Ainsi, les informations disponibles et leur analyse nous amènent généralement à dégager des options. Celles-ci seront confrontées à des critères d'évaluation, ainsi qu'à une réflexion prenant en considération les facteurs de risque. Il est à noter que la littérature en gestion de projets s'attarde d’ailleurs très peu sur ces éléments (Del Canô, 1992).
La recherche de critères génériques d'évaluation d'options de projets nous a amené aux travaux de Cooper et al. (1993) sur le développement de nouveaux produits dans l'industrie chimique. D'autres auteurs, Zirger et Maidique (1990), se sont intéressés au même sujet, mais leurs analyses ont porté davantage sur le processus lui-même, ainsi que sur les interfaces avec l'organisation qui en assure la maîtrise d'oeuvre. On peut relever cinq (5) points d'importance majeure qui ressortent de ces études, soit :
- un excellent management lors de la planification et de l'implantation;
- l'adaptation du nouveau produit à la stratégie de l'entreprise;
- l'adéquation du nouveau produit avec la technologie, le marketing et les compétences dont dispose l'entreprise;
- un support adéquat du projet par la direction;
- la compatibilité entre les caractéristiques du marché choisi et l'organisation.
Ces études laissent entrevoir le lien étroit qui existe entre ces différents facteurs et la faisabilité elle-même. Dans un premier temps, on constate l'importance de la connaissance du marché et des aspects techniques; ce qui souligne l'intérêt de la faisabilité de projets et d'une bonne planification. Dans une autre perspective, ces facteurs soulignent le lien étroit qui existe entre l'entreprise elle-même, ses ressources et le projet. Enfin et surtout, il apparaît clairement que certains facteurs de succès s'appuient sur deux ou plusieurs types d'études au sein de la faisabilité, par exemple au niveau du marché et de la technologie, illustrant ainsi la forte interdépendance entre l'analyse technique et la recherche marketing (Bonnet, 1986). Le cas des aspects techniques développés pour un produit en vue de lui conférer un avantage concurrentiel en constitue sans aucun doute un bel exemple.

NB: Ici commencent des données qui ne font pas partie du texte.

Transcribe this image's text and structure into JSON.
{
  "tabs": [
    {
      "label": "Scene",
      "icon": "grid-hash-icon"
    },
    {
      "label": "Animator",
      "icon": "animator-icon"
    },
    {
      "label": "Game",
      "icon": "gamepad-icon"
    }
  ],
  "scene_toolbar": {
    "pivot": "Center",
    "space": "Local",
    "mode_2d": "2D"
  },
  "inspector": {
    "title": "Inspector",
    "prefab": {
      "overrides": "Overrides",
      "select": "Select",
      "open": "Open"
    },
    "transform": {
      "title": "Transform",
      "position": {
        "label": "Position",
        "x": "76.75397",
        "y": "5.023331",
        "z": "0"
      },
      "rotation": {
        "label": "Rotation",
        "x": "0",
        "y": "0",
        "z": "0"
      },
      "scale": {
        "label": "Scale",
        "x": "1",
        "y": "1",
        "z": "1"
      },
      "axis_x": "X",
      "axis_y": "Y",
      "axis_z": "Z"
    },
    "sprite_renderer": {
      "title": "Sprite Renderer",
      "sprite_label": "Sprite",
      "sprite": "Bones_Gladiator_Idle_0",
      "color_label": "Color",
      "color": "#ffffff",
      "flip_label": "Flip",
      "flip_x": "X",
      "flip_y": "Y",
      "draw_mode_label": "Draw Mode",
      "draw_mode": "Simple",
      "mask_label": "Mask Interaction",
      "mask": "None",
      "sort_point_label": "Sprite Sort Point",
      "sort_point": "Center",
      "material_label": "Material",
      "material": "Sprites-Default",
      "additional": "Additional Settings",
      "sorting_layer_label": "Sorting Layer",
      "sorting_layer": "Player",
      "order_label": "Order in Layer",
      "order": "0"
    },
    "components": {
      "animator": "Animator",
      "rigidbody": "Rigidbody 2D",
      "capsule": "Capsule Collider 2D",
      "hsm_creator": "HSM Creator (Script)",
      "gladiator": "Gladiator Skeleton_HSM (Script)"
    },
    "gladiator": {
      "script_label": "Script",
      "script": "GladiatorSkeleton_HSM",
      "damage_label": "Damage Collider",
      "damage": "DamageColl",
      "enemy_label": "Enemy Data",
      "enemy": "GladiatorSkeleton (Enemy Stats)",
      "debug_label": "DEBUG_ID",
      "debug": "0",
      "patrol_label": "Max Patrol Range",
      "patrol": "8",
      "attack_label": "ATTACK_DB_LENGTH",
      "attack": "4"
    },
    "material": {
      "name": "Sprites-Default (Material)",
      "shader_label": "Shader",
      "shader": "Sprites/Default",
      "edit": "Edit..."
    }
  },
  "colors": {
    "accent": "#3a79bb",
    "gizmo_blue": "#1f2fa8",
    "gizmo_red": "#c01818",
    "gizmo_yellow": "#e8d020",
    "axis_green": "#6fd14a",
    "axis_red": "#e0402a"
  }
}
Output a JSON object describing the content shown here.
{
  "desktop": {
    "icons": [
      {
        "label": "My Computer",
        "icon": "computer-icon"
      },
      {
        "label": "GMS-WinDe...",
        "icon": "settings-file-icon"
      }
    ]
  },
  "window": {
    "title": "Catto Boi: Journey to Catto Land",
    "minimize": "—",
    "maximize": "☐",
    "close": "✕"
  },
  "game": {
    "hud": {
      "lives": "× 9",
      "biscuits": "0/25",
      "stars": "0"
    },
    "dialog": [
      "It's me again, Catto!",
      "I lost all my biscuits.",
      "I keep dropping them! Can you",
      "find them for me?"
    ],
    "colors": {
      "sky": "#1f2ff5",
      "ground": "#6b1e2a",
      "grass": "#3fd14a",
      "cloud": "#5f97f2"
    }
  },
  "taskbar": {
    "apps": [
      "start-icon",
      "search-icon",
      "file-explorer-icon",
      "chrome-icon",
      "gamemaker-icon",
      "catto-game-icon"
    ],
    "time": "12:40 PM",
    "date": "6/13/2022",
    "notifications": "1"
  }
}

Cela dit, la démarche de faisabilité doit conduire à un choix qui consiste à réaliser le projet si l'évaluation est positive, à recommander la modification de celui-ci ou encore son rejet si l’évaluation est négative (voir figure 2). Par contre, comme le processus de faisabilité en est un d’acquisition et d’analyse d'information, l'évaluation à un point décisionnel donné peut conduire à une conclusion d'insuffisance d'information. Ceci justifie, dans la majorité des cas, la réalisation d'une ou de plusieurs études en fonction de l'information requise, du budget et du temps disponibles.
La difficulté réside alors dans le choix des études parmi un grand nombre de possibilités. Par exemple, on pourra être amené à faire des choix entre deux types de démarche : choisir de réaliser une cueillette de données qualitatives par entrevue en profondeur afin de connaître l'opinion d'un groupe de clients potentiels ou encore décider d'effectuer un sondage téléphonique en vue d'obtenir une étude comparative des opinions de divers groupes de consommateurs.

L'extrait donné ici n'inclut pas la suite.